Published May 21, 2015
A team of talented UB students has been invited to take part in real-life NASA research and development.
Under a new NASA microgravity activity called Micro-g Neutral Buoyancy Experiment Design Teams (Micro-g NExT), UB and 18 other undergraduate student teams from around the country were selected to design and build technology to address and rectify authentic, current space-exploration problems.
The teams will travel to NASA’s Johnson Space Center in Houston this summer, where they will test their devices in the simulated microgravity environment of the Neutral Buoyancy Laboratory (NBL), the same 6.2-million-gallon indoor pool used to train astronauts for spacewalking.
“In addition to being an educational experience for our students, their design will have real implications for human space exploration,” says Manoranjan Majji, assistant professor of mechanical and aerospace engineering, and faculty adviser for the UB team. “NASA will need a device that effectively captures asteroid samples and our prototype will contribute ideas for the final version.”

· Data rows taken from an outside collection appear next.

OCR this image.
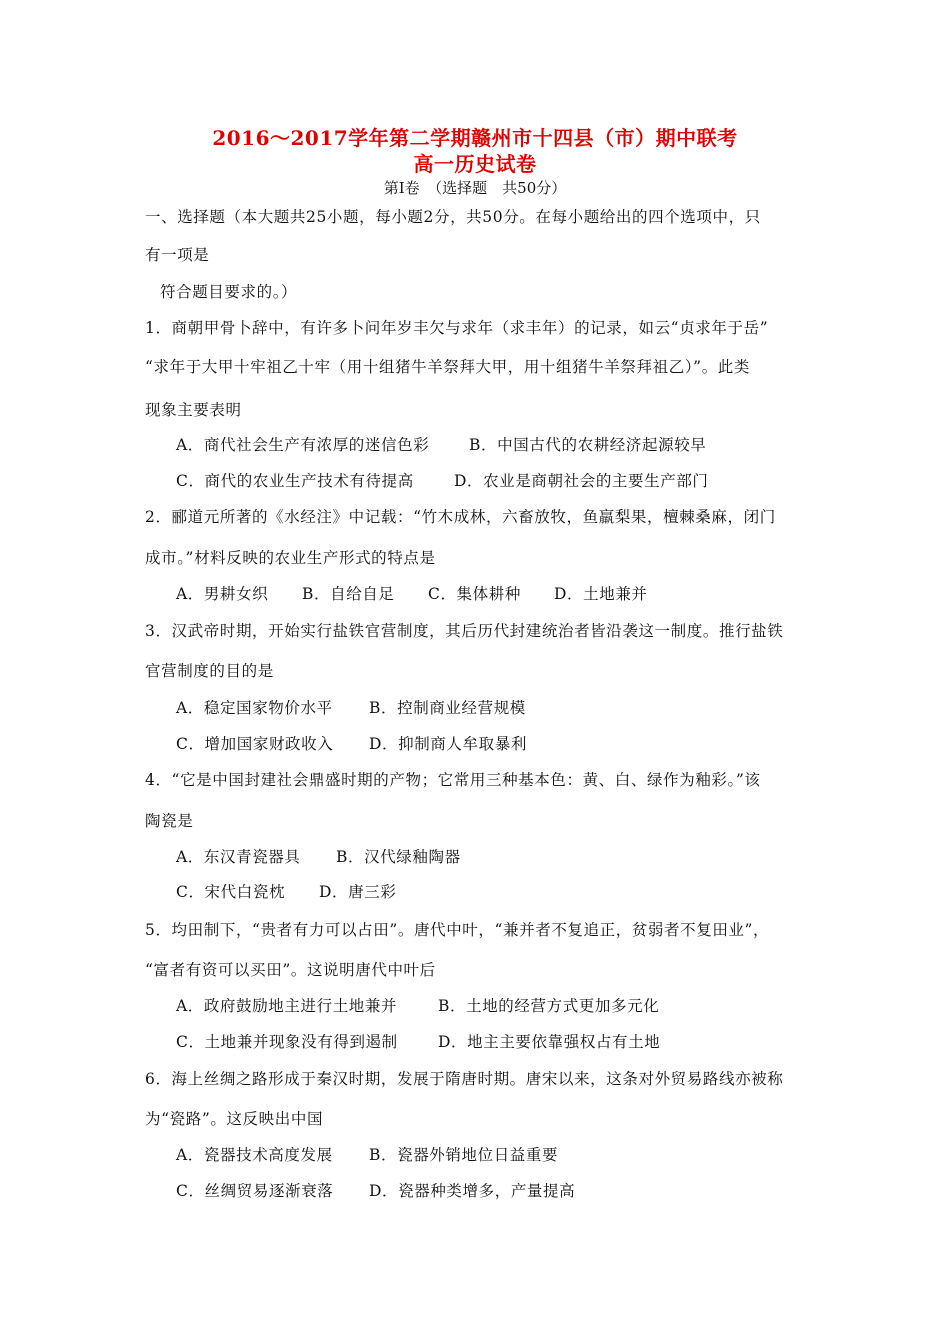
2016～2017学年第二学期赣州市十四县（市）期中联考
高一历史试卷
第Ⅰ卷　（选择题　共50分）
一、选择题（本大题共25小题，每小题2分，共50分。在每小题给出的四个选项中，只
有一项是
符合题目要求的。）
1．商朝甲骨卜辞中，有许多卜问年岁丰欠与求年（求丰年）的记录，如云“贞求年于岳”
“求年于大甲十牢祖乙十牢（用十组猪牛羊祭拜大甲，用十组猪牛羊祭拜祖乙）”。此类
现象主要表明
A．商代社会生产有浓厚的迷信色彩	B．中国古代的农耕经济起源较早
C．商代的农业生产技术有待提高	D．农业是商朝社会的主要生产部门
2．郦道元所著的《水经注》中记载：“竹木成林，六畜放牧，鱼羸梨果，檀棘桑麻，闭门
成市。”材料反映的农业生产形式的特点是
A．男耕女织 B．自给自足 C．集体耕种 D．土地兼并
3．汉武帝时期，开始实行盐铁官营制度，其后历代封建统治者皆沿袭这一制度。推行盐铁
官营制度的目的是
A．稳定国家物价水平 B．控制商业经营规模
C．增加国家财政收入 D．抑制商人牟取暴利
4．“它是中国封建社会鼎盛时期的产物；它常用三种基本色：黄、白、绿作为釉彩。”该
陶瓷是
A．东汉青瓷器具 B．汉代绿釉陶器
C．宋代白瓷枕 D．唐三彩
5．均田制下，“贵者有力可以占田”。唐代中叶，“兼并者不复追正，贫弱者不复田业”，
“富者有资可以买田”。这说明唐代中叶后
A．政府鼓励地主进行土地兼并	B．土地的经营方式更加多元化
C．土地兼并现象没有得到遏制	D．地主主要依靠强权占有土地
6．海上丝绸之路形成于秦汉时期，发展于隋唐时期。唐宋以来，这条对外贸易路线亦被称
为“瓷路”。这反映出中国
A．瓷器技术高度发展 B．瓷器外销地位日益重要
C．丝绸贸易逐渐衰落 D．瓷器种类增多，产量提高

The UB team is building a “Quad Claw” device that could enable an astronaut to obtain float samples from an asteroid. It was one of five possible challenges put forward by the Micro-g-NexT program that were identified by NASA engineers as being necessary in future space exploration missions.

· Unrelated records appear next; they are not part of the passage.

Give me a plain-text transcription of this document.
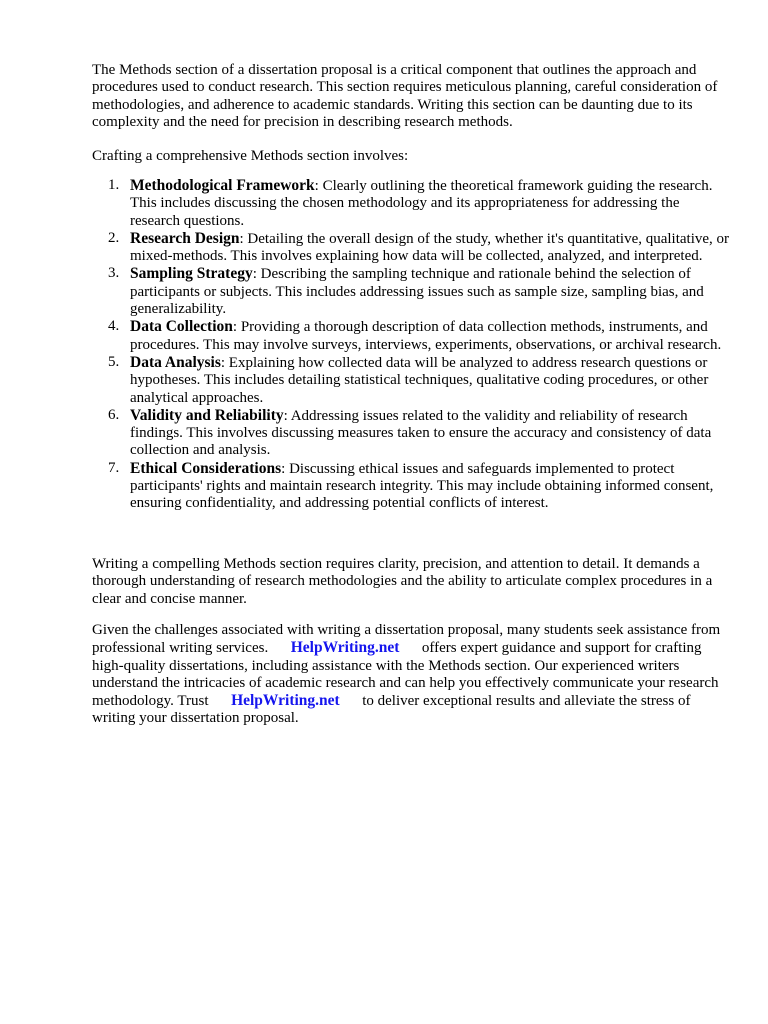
The Methods section of a dissertation proposal is a critical component that outlines the approach and procedures used to conduct research. This section requires meticulous planning, careful consideration of methodologies, and adherence to academic standards. Writing this section can be daunting due to its complexity and the need for precision in describing research methods.

Crafting a comprehensive Methods section involves:

1. Methodological Framework: Clearly outlining the theoretical framework guiding the research. This includes discussing the chosen methodology and its appropriateness for addressing the research questions.
2. Research Design: Detailing the overall design of the study, whether it's quantitative, qualitative, or mixed-methods. This involves explaining how data will be collected, analyzed, and interpreted.
3. Sampling Strategy: Describing the sampling technique and rationale behind the selection of participants or subjects. This includes addressing issues such as sample size, sampling bias, and generalizability.
4. Data Collection: Providing a thorough description of data collection methods, instruments, and procedures. This may involve surveys, interviews, experiments, observations, or archival research.
5. Data Analysis: Explaining how collected data will be analyzed to address research questions or hypotheses. This includes detailing statistical techniques, qualitative coding procedures, or other analytical approaches.
6. Validity and Reliability: Addressing issues related to the validity and reliability of research findings. This involves discussing measures taken to ensure the accuracy and consistency of data collection and analysis.
7. Ethical Considerations: Discussing ethical issues and safeguards implemented to protect participants' rights and maintain research integrity. This may include obtaining informed consent, ensuring confidentiality, and addressing potential conflicts of interest.

Writing a compelling Methods section requires clarity, precision, and attention to detail. It demands a thorough understanding of research methodologies and the ability to articulate complex procedures in a clear and concise manner.

Given the challenges associated with writing a dissertation proposal, many students seek assistance from professional writing services. HelpWriting.net offers expert guidance and support for crafting high-quality dissertations, including assistance with the Methods section. Our experienced writers understand the intricacies of academic research and can help you effectively communicate your research methodology. Trust HelpWriting.net to deliver exceptional results and alleviate the stress of writing your dissertation proposal.
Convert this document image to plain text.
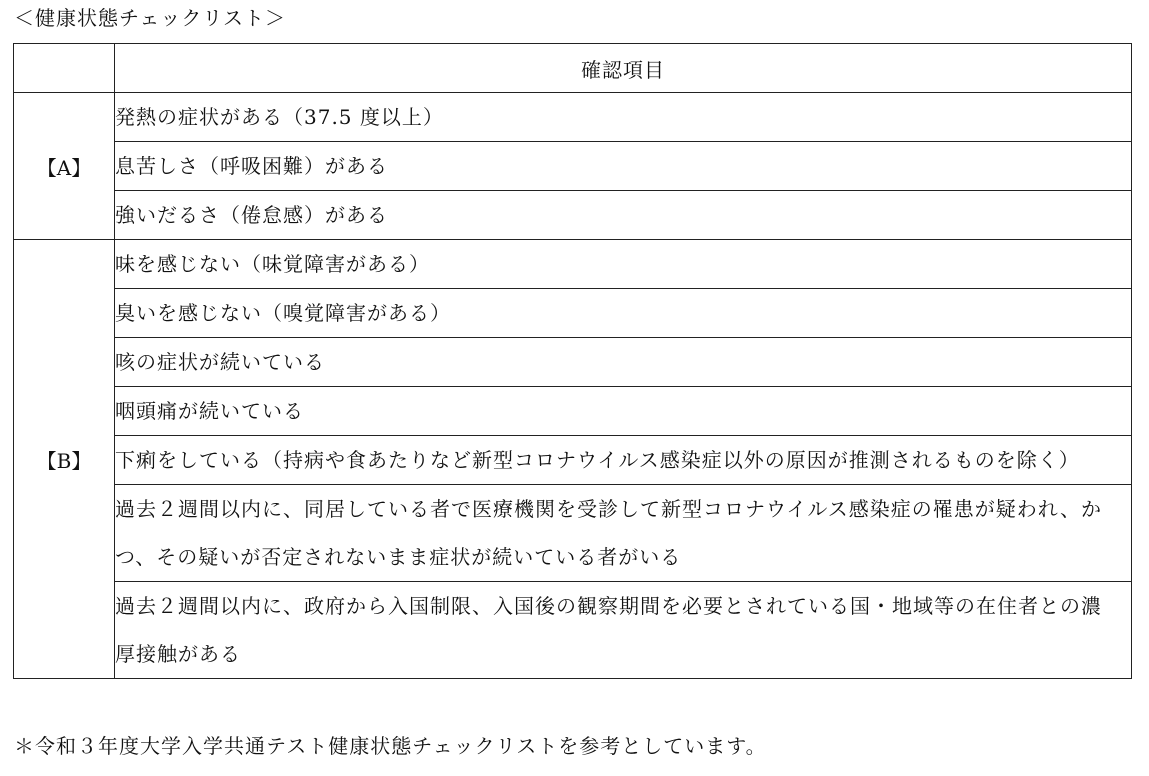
＜健康状態チェックリスト＞
	確認項目
【A】	発熱の症状がある（37.5 度以上）
	息苦しさ（呼吸困難）がある
	強いだるさ（倦怠感）がある
【B】	味を感じない（味覚障害がある）
	臭いを感じない（嗅覚障害がある）
	咳の症状が続いている
	咽頭痛が続いている
	下痢をしている（持病や食あたりなど新型コロナウイルス感染症以外の原因が推測されるものを除く）
	過去２週間以内に、同居している者で医療機関を受診して新型コロナウイルス感染症の罹患が疑われ、かつ、その疑いが否定されないまま症状が続いている者がいる
	過去２週間以内に、政府から入国制限、入国後の観察期間を必要とされている国・地域等の在住者との濃厚接触がある
＊令和３年度大学入学共通テスト健康状態チェックリストを参考としています。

“Our design consists of a detachable claw controlled by triggers on a handle at the end of the device to enable one-handed operation, which is one of NASA’s requirements,” says Ifechukwu Ononye, an aerospace engineering junior and project lead. “NASA also specified material, size, weight and safety requirements for the device. On top of this, the tool has to be designed to be neutrally buoyant while in water.”
Seamus Lombardo, a sophomore aerospace engineering student, notes the underwater aspect of the challenge had an impact on the materials the team selected to make the device. “Water is much heavier than air or the void of space. Designs that would perform well in our atmosphere might not have the power needed to function very well in an underwater environment,” he explains.

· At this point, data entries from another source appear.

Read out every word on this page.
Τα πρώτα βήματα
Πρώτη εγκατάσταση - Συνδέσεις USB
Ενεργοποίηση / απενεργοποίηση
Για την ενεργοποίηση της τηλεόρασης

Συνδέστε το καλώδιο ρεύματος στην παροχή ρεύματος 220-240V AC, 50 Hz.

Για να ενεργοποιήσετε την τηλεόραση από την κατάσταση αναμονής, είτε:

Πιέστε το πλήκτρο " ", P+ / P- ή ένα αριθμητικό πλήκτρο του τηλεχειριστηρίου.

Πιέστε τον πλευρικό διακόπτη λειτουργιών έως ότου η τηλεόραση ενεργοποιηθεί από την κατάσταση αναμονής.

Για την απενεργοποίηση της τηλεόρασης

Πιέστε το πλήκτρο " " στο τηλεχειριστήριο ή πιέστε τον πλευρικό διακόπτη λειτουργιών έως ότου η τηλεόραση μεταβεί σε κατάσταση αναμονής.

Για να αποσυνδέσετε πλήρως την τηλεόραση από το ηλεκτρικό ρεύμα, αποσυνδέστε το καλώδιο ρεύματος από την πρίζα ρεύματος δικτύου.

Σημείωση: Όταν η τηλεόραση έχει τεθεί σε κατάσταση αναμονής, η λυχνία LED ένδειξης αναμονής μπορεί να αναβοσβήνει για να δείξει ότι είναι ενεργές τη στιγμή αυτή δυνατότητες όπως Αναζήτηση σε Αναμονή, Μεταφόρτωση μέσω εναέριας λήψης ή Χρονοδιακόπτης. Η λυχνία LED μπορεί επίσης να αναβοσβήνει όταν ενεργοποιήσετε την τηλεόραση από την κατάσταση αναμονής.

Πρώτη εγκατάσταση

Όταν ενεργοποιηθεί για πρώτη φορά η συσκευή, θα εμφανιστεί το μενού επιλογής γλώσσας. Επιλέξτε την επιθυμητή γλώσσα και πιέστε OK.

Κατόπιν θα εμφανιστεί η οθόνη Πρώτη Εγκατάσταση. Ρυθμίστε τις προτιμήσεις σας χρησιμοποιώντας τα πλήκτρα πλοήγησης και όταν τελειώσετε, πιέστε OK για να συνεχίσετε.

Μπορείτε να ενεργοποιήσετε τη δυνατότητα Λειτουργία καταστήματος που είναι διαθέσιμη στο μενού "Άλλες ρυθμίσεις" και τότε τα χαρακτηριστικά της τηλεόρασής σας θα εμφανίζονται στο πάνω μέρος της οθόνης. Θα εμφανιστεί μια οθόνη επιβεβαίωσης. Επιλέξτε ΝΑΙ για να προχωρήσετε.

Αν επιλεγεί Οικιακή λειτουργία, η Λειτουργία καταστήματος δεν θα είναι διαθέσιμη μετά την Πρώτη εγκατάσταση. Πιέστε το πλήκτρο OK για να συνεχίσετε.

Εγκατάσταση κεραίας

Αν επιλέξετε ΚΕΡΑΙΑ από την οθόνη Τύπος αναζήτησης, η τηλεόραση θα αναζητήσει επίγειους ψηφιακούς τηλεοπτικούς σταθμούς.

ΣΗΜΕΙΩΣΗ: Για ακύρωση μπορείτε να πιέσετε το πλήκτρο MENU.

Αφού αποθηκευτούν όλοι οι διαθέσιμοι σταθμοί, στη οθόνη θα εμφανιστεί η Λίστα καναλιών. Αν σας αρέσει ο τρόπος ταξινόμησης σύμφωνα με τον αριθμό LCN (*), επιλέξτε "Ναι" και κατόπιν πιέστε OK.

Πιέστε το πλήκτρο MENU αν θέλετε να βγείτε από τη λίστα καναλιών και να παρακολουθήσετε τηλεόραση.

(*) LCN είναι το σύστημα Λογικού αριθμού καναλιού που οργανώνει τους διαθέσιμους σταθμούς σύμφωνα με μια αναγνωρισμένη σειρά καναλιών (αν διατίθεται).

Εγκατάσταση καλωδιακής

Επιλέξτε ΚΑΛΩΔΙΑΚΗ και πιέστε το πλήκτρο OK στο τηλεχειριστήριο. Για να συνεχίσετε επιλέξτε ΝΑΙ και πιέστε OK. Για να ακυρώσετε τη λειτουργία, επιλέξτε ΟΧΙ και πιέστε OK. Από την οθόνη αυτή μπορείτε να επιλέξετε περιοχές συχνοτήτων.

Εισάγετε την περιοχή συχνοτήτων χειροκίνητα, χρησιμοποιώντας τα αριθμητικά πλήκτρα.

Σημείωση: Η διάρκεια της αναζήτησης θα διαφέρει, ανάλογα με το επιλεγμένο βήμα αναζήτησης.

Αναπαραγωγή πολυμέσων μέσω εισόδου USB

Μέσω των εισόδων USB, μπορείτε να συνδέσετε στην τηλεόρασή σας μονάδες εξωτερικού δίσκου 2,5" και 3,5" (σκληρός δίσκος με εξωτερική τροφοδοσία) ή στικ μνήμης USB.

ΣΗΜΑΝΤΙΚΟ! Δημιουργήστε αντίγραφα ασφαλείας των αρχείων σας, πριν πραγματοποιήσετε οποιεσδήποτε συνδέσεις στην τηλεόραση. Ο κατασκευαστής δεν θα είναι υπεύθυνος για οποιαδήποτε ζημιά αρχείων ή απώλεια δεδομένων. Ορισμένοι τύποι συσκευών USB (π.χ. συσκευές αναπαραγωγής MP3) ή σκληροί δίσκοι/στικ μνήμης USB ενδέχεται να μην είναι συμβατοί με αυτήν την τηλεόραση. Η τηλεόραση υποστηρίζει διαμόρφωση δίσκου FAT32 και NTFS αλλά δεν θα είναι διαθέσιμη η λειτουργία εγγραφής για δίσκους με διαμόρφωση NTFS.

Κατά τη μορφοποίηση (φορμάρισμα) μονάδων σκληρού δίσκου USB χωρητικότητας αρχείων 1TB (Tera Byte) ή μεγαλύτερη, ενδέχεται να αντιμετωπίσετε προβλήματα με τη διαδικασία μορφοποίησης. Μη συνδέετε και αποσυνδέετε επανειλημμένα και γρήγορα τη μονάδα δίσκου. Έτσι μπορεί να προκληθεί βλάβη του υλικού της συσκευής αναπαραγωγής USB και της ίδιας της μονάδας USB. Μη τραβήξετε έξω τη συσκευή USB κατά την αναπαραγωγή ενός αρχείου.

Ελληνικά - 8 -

“Another important feature is that the device has to ensure that there is no cross-contamination between the four samples. We designed the device to have four compartments to allow the claw heads to be interchanged to avoid this problem.”
In addition to the technical requirements, specific procedural steps were laid out for the teams by the Micro-g-NexT program. The students must follow a structured, well-documented design process that will culminate in a design review with NASA.
“Experiences like this enable our students to see first-hand how theory is put into practice,” says Kemper Lewis, chair of the Department of Mechanical and Aerospace Engineering. “It helps to create a deeper understanding of core engineering and design principles.”
Outreach is another important aspect of the challenge. Michael Esswein, a mechanical engineering sophomore, heads up the team’s efforts to introduce pre-collegiate students to careers in space exploration.
“Part of the project includes reaching out to local schools, with an aim to get kids excited about space exploration and to let them know that there are many ways to help NASA,” says Esswein, who has spoken to middle school students at the Kadimah School in Amherst and has more presentations planned between now and the end of the school year.
The microgravity challenge is a part of NASA’s “Path to Mars” plan to send astronauts to an asteroid in the mid-2020s, where part of their mission will be to gather samples from the asteroid for scientific analysis.
In addition to Ononye, Lombardo and Esswein, team members include Alexander Hathaway, Asad Esa, Paul Stathis and Cornato Vella.